SCC program delivers grads into biotech, pharm fields
By SARAH ROHRS, Times-Herald staff writer
Vallejo Times Herald
Article Created:08/05/2005 12:10:09 AM PDT
For graduates looking for lucrative jobs in the pharmaceutical industry, Solano Community College's biotech manufacturing program is the magic pill to take.
The program is in such demand, the college has hired more teachers, so that as many as 48 students can enroll in classes and laboratories in the fall semester, said David Redfield, college dean of math and science.
Through the biotech manufacturing program, students get full view of the industry starting at the cellular level, then branching out to the business side of pharmaceuticals, and also government regulations on the massive drug industry.
Biotech is not as obscure as it sounds. Redfield said one of Solano's most prominent biotech industries is Anheuser-Busch, which uses various organisms to turn sugar into alcohol.
Jobs in the biotech industry, particularly in drug manufacturing, are in high demand, Redfield said. The fact that Solano County is home to biotech giants Genentech, Chiron and Alza, doesn't hurt graduates seeking work close to home.
"Most of them will have jobs even before they even get their certificates," Redfield said. "The real nice thing is that most of the companies will pay for the continued classes."

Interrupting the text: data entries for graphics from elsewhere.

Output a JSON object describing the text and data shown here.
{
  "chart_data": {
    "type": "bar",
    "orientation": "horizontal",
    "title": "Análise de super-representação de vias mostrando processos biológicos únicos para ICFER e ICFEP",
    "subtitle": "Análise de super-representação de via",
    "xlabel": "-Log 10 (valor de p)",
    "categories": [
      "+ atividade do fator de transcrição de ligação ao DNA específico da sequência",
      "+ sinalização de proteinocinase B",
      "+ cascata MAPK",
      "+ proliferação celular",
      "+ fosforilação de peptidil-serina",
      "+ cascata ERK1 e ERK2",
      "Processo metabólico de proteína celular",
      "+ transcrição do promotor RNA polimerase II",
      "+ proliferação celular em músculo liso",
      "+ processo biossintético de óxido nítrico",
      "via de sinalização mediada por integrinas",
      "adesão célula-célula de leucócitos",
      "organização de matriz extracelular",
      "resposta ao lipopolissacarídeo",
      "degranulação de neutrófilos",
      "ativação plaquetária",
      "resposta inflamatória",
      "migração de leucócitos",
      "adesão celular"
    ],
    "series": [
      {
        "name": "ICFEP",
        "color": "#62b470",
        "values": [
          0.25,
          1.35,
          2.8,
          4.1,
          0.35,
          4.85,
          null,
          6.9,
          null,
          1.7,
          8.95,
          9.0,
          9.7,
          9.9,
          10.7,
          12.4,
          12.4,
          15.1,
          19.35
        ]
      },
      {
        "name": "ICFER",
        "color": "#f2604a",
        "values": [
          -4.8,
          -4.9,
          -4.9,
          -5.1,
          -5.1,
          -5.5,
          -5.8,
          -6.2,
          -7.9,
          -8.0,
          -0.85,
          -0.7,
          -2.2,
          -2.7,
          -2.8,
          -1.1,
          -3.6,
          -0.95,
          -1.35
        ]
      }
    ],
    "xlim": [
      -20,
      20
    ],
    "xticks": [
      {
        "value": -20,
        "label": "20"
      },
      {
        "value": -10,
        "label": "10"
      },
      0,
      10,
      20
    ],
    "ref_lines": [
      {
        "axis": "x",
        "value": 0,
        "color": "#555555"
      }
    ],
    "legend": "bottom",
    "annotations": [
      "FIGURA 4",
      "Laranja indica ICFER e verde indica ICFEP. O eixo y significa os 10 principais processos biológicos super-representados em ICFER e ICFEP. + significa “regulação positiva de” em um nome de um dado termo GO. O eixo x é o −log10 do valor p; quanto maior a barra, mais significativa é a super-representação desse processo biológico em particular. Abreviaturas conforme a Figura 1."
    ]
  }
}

Jim DeKloe, director of the biotech program who is known as Mr. Biotech, said the usual student in the program is no kid, but is an average age of 35. Most students already have bachelor degrees in either genetics, biology or chemistry before enrolling in the program where they get more practical skills to enter the pharmaceutical market, he said.
Some graduates go on to Bayer, or BioMarin in Novato. Corporations in other parts of the country, such as Eli Lilly in Indianapolis often recruit Solano graduates, DeKloe said.
To earn a vocational certificate in biotech manufacturing, students must take four biotechnology courses, a basic chemistry course, and complete other prerequisites. In essence, students learn to take existing cells and grow them in vast quantities so that they can extract various elements and make drugs for the health care industry.
Triggered by Genentech setting up shop in Solano, the college's program began in 1997. The biotech giant in Vacaville has numerous drugs in the pipeline, and is continuously responding to demands for newer drugs.
DeKloe said the biotech courses are "designed so closely with industry input that (the program) ends up being exactly what you need to get in."
In layman's terms, Redfield said students learn how to grow cells in large quantities and how to extract from those cells particular molecules that are then used in different industries.
The first course, Principles of Biotechnology, is open to anyone and is taught on the Fairfield campus 11:30 a.m. to 1 p.m. Mondays and Wednesdays starting Aug. 22, and in Vacaville on Thursday evenings from 6:30 to 9:30 p.m. starting Aug. 25.